The U.S. Supreme Court was widely expected to decide between religious rights and LGBTQ rights when it issued its ruling in Masterpiece Cakeshop vs. Colorado Civil Rights Commission, the case involving a Colorado baker who refused to bake a cake for a gay wedding. But—in the tradition of the Supreme Court—the justices ducked the main issue and delivered a more narrow ruling in a 7-2 decision that crossed liberal and conservative lines. Justice Clarence Thomas from the right and Justice Ruth Bader Ginsburg from the left took issue with the centrist majority.
The Court laid out the competing concerns when it stated: “Our society has come to the recognition that gay persons and gay couples cannot be treated as social outcasts or as inferior in dignity and worth. . . . At the same time, the religious and philosophical objections to gay marriage are protected views and in some instances protected forms of expression.” Suggesting that a wedding cake is not “just a mixture of flour and eggs,” the Court followed the tradition from Victorian England to post-Civil-War America, noting that today “a whole series of events expected in the context of a wedding would be impossible without it: an essential photograph, the cutting, the toast, and the distribution of both cake and favors at the wedding and afterwards.” Indeed, the fact that nobody likes to eat wedding cake is further proof that it is as much symbol as food.
The high court never decided between religious rights and sexual orientation discrimination because it found that the baker never got a fair chance to present his religious argument.

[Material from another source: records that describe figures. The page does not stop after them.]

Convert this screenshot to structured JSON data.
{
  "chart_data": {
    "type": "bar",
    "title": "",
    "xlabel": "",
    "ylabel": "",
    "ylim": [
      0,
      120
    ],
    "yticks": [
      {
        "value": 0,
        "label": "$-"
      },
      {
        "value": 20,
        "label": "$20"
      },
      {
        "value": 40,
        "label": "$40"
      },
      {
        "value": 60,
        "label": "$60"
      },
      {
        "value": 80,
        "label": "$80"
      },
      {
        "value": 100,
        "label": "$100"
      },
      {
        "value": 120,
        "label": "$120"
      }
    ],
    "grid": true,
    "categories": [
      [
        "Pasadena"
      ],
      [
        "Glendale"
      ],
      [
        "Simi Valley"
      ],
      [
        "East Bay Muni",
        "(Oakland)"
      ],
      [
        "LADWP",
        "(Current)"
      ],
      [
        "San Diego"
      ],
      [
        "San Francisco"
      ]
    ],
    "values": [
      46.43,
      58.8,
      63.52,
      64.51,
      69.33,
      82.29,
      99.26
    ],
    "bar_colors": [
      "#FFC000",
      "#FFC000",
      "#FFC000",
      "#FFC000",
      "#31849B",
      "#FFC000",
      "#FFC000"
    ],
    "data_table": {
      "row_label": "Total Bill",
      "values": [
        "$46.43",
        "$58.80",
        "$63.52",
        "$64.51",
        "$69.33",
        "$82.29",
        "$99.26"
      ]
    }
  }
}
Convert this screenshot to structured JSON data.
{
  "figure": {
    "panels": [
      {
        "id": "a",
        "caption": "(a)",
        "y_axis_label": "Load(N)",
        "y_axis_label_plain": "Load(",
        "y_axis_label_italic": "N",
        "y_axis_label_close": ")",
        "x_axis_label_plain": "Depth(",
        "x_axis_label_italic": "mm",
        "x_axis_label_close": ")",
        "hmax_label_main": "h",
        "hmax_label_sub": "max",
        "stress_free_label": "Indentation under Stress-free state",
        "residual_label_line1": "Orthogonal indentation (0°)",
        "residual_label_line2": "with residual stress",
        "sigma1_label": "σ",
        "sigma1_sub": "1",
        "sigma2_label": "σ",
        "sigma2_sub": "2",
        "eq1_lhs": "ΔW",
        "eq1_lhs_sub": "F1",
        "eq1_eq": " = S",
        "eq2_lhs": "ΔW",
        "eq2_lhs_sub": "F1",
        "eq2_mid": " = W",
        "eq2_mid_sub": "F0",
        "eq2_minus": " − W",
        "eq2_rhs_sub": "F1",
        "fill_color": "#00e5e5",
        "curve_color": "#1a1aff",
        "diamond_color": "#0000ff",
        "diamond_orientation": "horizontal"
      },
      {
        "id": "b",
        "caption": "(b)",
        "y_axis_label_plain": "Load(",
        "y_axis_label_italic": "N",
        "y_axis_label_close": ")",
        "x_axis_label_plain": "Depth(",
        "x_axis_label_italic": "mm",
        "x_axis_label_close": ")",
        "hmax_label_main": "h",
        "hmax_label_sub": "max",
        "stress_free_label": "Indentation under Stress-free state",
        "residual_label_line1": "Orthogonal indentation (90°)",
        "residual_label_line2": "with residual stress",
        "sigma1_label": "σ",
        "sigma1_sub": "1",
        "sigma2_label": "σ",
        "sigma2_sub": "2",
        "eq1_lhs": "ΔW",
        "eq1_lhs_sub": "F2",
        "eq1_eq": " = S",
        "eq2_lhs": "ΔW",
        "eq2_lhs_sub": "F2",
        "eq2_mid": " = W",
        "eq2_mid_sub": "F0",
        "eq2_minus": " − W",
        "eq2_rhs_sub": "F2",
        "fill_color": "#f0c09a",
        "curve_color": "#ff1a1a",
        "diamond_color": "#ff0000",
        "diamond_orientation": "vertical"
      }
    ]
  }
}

Rather, the Colorado Civil Rights Commission (CCRC) greeted his beliefs in a hostile manner, with one member of the panel referring to his position as “a despicable piece of rhetoric.” That attitude preempted any “full and fair consideration” from a “neutral decision maker,” according to the Court.
It is not the state’s province to decide if a sincerely held statement of religious belief is “despicable”—that’s what separation of church and state is all about. Rather, a state agency must decide whose legitimate competing interests to enforce. The Court noted that the state must act “without undue disrespect for religious beliefs” and without “subjecting gay persons to indignities when they seek goods and services.” The issue was sent back to the CCRC to decide, this time without bias against one party.
There’s a larger message here for employers. When you have to investigate and determine the competing interests of two employees, it isn’t enough to have good written rules. The investigator and the decision maker must start off with open minds and without disrespect for either party. Otherwise, your decision-making process is doomed from the start. Setting aside any hostility or bias, the CCRC and courts must now decide whether religious rights or LGBTQ rights will take the cake in Colorado.